La corrupción es un cáncer que se extiende a todo el entramado social, y las medidas que con tanta pompa se anuncian son sólo paliativas. En ocasiones éstas intentan tapar otras cuestiones peores, para que no salgan a la luz.
En el caso de la ANFP y la corrupción encabezada según se sospecha por el señor Jadue, quien investiga legalmente dichos actos es la justicia, pero quien puede sancionar al football chileno es la FIFA, una de las organizaciones más cuestionadas del mundo por actos de corrupción. ¿Paradójico, no?
Algo similar pasa en el mundo empresarial o la política nacional, pues si bien la justicia investiga actos que puedan ser constitutivos de delitos, son el Congreso y el Estado que deben establecer sanciones hacia los empresarios y políticos, velando por el futuro. Pero estas son las entidades menos confiables ante la ciudadanía. ¿Paradójico, no?

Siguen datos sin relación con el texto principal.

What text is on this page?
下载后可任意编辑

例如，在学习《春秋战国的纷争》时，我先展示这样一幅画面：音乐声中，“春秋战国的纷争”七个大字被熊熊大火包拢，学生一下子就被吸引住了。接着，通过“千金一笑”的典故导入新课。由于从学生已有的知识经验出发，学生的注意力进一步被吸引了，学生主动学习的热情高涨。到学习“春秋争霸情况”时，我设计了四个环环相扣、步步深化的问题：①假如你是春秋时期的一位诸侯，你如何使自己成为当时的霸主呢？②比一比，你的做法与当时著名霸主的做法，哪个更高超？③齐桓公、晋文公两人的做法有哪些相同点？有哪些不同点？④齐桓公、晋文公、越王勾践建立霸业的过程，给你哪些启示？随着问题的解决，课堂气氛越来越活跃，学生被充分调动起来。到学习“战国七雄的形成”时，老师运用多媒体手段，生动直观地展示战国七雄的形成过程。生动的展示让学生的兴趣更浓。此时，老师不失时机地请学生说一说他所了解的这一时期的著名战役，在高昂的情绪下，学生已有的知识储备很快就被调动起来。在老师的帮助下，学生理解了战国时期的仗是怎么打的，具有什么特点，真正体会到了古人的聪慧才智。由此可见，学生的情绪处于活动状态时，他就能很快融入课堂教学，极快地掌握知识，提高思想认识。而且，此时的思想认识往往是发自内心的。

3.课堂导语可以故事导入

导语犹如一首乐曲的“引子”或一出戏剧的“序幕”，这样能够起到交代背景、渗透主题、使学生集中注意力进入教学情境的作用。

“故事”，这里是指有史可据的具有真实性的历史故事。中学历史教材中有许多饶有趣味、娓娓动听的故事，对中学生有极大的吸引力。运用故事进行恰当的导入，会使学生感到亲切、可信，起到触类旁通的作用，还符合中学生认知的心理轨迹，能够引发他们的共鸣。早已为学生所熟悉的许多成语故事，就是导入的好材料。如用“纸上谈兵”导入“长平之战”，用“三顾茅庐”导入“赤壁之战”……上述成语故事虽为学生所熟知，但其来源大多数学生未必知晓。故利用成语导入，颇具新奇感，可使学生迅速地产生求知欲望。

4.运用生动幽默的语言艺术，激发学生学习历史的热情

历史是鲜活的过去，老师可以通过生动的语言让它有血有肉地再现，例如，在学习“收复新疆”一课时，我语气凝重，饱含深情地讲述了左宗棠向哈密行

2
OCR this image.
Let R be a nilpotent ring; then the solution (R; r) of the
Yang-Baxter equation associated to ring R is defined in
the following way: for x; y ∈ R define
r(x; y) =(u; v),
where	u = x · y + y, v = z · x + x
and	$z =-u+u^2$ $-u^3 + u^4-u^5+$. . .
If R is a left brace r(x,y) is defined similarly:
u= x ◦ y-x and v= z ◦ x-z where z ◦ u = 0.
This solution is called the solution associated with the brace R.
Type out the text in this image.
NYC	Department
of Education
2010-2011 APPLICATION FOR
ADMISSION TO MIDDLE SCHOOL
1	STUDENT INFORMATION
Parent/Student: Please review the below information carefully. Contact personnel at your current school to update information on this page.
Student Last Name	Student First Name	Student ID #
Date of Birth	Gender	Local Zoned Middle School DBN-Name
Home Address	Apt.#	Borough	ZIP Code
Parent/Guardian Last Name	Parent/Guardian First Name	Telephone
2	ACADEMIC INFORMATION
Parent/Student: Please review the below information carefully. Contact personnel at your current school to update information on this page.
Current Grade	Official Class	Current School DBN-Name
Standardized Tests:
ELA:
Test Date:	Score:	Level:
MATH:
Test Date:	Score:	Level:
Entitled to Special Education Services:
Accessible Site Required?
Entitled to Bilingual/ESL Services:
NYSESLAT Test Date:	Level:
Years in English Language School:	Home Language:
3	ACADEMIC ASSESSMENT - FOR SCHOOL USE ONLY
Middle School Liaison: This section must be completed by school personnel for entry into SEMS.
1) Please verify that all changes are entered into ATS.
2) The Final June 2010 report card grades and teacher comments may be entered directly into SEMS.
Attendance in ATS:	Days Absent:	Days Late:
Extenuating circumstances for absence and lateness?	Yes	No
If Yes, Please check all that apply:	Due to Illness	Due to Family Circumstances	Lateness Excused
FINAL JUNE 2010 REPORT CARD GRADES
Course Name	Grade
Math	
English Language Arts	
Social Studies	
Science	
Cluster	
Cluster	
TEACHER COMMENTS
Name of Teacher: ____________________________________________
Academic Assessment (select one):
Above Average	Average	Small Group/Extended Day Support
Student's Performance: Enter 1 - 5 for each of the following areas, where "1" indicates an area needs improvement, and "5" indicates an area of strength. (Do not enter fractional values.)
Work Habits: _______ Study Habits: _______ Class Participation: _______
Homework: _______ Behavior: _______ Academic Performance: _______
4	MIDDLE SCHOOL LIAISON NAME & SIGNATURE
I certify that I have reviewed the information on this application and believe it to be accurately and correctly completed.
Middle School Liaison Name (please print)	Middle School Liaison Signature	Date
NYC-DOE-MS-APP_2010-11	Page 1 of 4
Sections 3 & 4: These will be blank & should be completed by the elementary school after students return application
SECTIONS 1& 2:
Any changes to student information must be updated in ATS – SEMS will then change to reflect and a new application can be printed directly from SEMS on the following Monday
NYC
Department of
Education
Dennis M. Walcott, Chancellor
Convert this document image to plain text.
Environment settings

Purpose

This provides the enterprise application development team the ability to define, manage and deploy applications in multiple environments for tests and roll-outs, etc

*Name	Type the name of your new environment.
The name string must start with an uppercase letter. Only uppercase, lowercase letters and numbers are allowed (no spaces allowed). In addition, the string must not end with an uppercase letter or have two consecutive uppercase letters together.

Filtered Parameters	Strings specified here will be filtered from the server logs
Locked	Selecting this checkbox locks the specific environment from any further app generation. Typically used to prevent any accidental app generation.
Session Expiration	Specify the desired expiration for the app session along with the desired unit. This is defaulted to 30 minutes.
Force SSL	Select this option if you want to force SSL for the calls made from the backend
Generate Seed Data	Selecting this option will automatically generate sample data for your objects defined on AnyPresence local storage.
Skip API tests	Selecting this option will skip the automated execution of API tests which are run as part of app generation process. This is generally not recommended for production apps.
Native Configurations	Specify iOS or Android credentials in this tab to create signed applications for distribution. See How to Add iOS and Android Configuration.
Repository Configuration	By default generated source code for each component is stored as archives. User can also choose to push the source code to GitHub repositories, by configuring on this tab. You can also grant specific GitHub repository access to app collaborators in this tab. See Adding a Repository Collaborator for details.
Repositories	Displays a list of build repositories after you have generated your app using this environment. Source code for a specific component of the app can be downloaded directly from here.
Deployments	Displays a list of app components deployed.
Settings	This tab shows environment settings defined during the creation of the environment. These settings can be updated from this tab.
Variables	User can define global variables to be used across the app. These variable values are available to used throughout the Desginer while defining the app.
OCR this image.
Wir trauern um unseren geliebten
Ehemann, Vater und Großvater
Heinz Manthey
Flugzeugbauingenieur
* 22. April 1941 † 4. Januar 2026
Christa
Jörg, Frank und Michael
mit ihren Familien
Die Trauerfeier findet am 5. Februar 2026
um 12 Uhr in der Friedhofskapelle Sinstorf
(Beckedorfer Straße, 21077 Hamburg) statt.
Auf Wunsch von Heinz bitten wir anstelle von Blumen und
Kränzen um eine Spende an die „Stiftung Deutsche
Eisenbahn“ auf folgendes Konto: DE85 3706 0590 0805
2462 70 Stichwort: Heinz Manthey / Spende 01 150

Son buenas las intenciones de limpiar la política, el football o los negocios. La pregunta es ¿quién está en reales condiciones ética y morales para hacerlo?. Por que la limpieza tiene que ver con la intachabilidad de quienes toman medidas correctivas y proponen cambios.
Nuestra sociedad ya está sufriendo por la corrupción, y para muchos lo bueno y lo malo son sólo cuestiones relativas, máxime si lo hace o lo acepta la mayoría. Por eso de cada cajita de pañuelos que uno toma, salen otros pañuelos, cada uno más sucio que el anterior.
Personalmente dudo de muchos políticos, así como de muchos empresarios y dirigentes de football, pues sus propias vidas no muestra limpieza, y el denominador común que les mueve es estar donde están, porque es un buen negocio.
Evidentemente sus motivaciones son la riqueza. La Biblia nos instruye y les responde que si bien no es imposible, es bien difícil que un rico llegue al Reino de Dios. ¿Por qué? Porque su confianza y fidelidad está puesta en los recursos. Pero para ellos esto es relativo, dado que la vida es corta y hay que aprovecharse mientras se pueda. Además con recursos todo se puede tapar, pensaron en algún momento.
La Biblia nos dice en cambio que un día todo saldrá a la luz, tanto lo bueno como lo malo. Lo que no acepta la Biblia son los parámetros relativos. Lo malo es malo, aunque lo haga o acepte la mayoría. Siempre la última palabra la tendrá Dios.